The Advocate General of the CJEU Proposes to Uphold the Validity of the Standard Contractual Clauses but Questions the Validity of the E.U.-US Privacy Shield
In a non-binding recommendation, the Advocate General of the Court of Justice of the European Union (CJEU) recommended that Court uphold the validity of the Standard Contractual Clauses but questioned the validity of the E.U.-US Privacy Shield.
The General Data Protection Regulation (GDPR) provides that personal data may be transferred outside of the European Economic Area only if the transferee country ensures an adequate level of protection of the data. In the absence of the adequacy decision by the European Commission, data can only be transferred on the basis of one of several prescribed mechanisms.
The Standard Contractual Clauses (SCCs) incorporated into the contract between the exporter and importer of the data is the most widely used solution for organizations to facilitate cross-border data transfers in compliance with the GDPR. According to a recent survey, about 88% of the companies rely on the SSCs.
The EU-U.S. Privacy Shield, which was officially adopted in 2016 by the European Commission, is also a data transfer mechanism between the two regions. The Privacy Shield replaced the Safe Harbor data transfer framework which was invalidated by the CJEU in 2015 as a result of a legal challenge brought by privacy advocate Max Schrems stemming from transfers of his data from an Irish Facebook subsidiary to Facebook servers located in the United States (Schrems I). The CJEU found that the Safe Harbor lacked protection of fundamental rights “essentially equivalent” to that in the EU. Particularly, it found that the U.S. national security, public interest and law enforcement have been placed above the Safe Harbor principles.
Following the 2015 CJEU decision, Facebook sought to rely on the SCCs as the basis for the cross-border transfer of Schrems’s personal data. Schrems, in turn, asserted that the SCCs could not justify the transfer to the United States given the potential for the U.S. government’s access to his data (Schrems II). The High Court of Ireland referred the matter to the CJEU.

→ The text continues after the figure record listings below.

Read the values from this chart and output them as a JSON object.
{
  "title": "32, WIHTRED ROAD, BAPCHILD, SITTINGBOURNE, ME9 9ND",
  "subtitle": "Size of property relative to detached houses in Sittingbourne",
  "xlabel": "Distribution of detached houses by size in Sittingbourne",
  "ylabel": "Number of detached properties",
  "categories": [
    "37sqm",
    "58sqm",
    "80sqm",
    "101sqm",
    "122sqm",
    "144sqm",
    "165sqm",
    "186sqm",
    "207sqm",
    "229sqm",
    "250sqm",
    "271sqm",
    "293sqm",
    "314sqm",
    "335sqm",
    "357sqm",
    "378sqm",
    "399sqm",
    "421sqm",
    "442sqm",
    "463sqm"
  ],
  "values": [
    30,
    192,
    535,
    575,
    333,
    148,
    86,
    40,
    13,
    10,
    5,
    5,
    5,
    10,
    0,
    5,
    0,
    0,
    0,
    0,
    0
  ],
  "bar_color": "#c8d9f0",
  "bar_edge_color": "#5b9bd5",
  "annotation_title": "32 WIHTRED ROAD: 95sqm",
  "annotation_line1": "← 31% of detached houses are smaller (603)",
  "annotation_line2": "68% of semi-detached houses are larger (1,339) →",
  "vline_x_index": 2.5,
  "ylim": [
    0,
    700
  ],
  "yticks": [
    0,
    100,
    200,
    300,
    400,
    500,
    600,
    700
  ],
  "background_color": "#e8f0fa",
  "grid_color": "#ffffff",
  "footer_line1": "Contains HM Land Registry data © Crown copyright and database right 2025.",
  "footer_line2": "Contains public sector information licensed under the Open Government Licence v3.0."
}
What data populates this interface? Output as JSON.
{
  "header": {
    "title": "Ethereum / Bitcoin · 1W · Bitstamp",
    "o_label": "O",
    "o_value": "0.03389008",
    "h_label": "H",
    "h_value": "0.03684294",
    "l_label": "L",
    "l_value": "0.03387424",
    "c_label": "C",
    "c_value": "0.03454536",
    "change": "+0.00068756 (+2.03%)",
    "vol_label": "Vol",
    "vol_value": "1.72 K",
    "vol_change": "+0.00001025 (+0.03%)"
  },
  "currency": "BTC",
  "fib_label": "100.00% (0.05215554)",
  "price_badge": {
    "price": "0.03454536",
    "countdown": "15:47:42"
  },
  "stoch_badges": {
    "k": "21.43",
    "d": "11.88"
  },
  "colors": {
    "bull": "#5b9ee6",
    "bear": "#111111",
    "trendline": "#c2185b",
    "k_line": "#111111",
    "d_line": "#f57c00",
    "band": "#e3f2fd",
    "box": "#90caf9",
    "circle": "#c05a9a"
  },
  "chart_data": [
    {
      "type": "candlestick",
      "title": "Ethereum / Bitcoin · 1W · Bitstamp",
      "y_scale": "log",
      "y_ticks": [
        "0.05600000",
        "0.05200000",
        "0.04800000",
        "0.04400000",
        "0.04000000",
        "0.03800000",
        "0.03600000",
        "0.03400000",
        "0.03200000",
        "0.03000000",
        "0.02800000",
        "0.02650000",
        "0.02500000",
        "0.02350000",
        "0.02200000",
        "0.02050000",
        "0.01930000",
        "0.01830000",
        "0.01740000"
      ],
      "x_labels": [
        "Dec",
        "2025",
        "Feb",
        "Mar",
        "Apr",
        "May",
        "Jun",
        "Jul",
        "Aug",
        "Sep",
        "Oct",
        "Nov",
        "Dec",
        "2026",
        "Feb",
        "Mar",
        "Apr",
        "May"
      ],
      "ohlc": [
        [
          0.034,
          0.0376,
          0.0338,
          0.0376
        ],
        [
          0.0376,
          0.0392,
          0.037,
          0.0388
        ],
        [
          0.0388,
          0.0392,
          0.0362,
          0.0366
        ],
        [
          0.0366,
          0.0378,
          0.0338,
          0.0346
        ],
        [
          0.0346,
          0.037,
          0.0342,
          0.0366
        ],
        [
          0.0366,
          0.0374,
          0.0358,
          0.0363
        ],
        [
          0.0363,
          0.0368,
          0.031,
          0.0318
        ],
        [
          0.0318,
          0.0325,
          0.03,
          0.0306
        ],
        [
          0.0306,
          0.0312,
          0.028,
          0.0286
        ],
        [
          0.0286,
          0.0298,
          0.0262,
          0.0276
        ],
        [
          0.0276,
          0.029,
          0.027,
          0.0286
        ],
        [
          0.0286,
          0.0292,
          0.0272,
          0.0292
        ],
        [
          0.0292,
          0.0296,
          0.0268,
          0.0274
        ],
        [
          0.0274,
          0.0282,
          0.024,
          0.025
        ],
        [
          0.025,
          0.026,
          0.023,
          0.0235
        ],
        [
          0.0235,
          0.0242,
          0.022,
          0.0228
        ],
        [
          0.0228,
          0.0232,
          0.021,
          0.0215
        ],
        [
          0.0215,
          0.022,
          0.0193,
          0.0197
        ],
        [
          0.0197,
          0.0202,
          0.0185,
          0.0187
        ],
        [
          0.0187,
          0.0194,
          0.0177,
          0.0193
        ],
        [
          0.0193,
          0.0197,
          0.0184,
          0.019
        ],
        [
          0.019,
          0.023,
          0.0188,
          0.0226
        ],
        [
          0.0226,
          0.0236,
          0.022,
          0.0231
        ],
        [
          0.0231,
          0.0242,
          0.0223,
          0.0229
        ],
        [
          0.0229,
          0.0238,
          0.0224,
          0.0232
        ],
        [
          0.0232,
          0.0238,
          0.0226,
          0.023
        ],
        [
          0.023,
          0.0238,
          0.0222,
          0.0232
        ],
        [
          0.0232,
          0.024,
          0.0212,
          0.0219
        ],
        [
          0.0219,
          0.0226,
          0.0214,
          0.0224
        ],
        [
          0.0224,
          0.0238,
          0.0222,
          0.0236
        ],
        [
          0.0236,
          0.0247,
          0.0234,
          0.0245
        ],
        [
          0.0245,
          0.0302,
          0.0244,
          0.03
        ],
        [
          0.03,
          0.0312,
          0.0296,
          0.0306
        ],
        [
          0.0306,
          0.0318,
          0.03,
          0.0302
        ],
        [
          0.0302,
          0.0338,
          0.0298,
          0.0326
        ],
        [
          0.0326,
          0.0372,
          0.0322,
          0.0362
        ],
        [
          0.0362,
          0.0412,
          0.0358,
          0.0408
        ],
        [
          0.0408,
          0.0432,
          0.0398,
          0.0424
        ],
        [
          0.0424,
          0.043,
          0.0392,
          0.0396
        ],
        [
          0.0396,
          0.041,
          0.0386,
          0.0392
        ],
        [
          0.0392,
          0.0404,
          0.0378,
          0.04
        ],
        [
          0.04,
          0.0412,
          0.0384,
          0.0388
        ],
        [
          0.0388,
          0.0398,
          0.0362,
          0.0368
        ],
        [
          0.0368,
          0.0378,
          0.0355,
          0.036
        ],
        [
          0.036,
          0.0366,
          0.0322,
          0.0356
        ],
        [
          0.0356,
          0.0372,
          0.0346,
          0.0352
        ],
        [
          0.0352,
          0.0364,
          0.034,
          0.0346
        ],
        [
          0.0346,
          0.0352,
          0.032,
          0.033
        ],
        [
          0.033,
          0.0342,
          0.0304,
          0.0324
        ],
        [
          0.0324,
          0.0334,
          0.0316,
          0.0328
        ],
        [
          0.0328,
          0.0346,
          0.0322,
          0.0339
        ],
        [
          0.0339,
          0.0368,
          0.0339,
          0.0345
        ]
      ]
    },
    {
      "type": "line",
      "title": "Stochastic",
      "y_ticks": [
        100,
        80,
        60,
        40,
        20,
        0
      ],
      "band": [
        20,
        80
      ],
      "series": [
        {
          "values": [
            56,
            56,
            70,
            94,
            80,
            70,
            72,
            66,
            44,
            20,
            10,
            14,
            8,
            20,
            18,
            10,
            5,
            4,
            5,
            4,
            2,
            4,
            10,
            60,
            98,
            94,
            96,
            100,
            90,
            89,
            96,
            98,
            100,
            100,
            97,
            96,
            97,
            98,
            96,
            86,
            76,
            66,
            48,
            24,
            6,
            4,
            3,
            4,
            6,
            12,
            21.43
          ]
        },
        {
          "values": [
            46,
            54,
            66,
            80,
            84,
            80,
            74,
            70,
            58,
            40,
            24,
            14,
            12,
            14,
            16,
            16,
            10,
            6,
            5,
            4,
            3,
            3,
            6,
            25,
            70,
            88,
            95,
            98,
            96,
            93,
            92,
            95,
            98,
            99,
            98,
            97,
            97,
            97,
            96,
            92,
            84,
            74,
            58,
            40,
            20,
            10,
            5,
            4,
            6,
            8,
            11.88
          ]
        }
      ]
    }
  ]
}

The Advocate General of the CJEU proposed that the Court should uphold the validity of the SCCs. The Advocate General concluded that:
(1) The EU law applies to a transfer of personal data from a member state to a third country where that transfer forms part of a commercial activity, even if the transferred data may undergo processing by government authorities intending to protect the national security of that country;
(2) The fact that the SCCs are not binding on government authorities in the destination country does not, in itself, render them invalid. Rather, the compatibility of the SCCs with the provisions of the Charter of Fundamental Rights of European Union depends on the existence of the mechanisms to ensure that transfers based on the SCCs are suspended or prohibited where those clauses are breached or impossible to honor;
(3) Such mechanism already exists under the SCCs as they implicitly obligate the data exporter to suspend the transfer or terminate the contract in the event when the legal obligations imposed on the importer entail a breach of the SCCs and therefore prevent the transfer from being accomplished by appropriate safeguards;
(4) In that regard, the parties to the data transfer contract are required to undertake an examination which would consider all the circumstances pertaining to the transfer, including the nature and sensitivity of the data, the mechanisms employed by the exporter and the importer to ensure data security, the nature and purpose of the processing by the government authority in the receiving country, as well as the limitations and safeguards ensured by that country.
(5) Where the controller fails to discharge its obligation to suspend the transfer, the EU’s local data protection authority has the power to suspend the transfer if it concludes that the transferred data is not adequately protected.
With respect to the Privacy Shield, the Advocate General concluded that it was not necessary for the CJEU to examine its validity in the case before the Court. Nevertheless, the Advocate General offered his observations on the Privacy Shield’s validity and questioned the adequacy of the level of protection ensured by the Unites States with respect to the electronic communications surveillance activities carried out by the U.S. intelligence activities. The validity of the Privacy Shield is a subject of a separate case brought by La Quadrature du Net before the General Court of the EU. The decision in that case, originally expected in July, was postponed pending the resolution of Schrems II.
The CJEU is expected to issue its opinion sometime in the first quarter of 2020. If the Court follows the Advocate General’s recommendations regarding the Standard Contractual Clauses, companies will face more compliance uncertainty and costs with respect to the cross-border data transfers as they would be required to engage in a case-by-case analysis of each transfer in the context of the receiving country’s national security laws.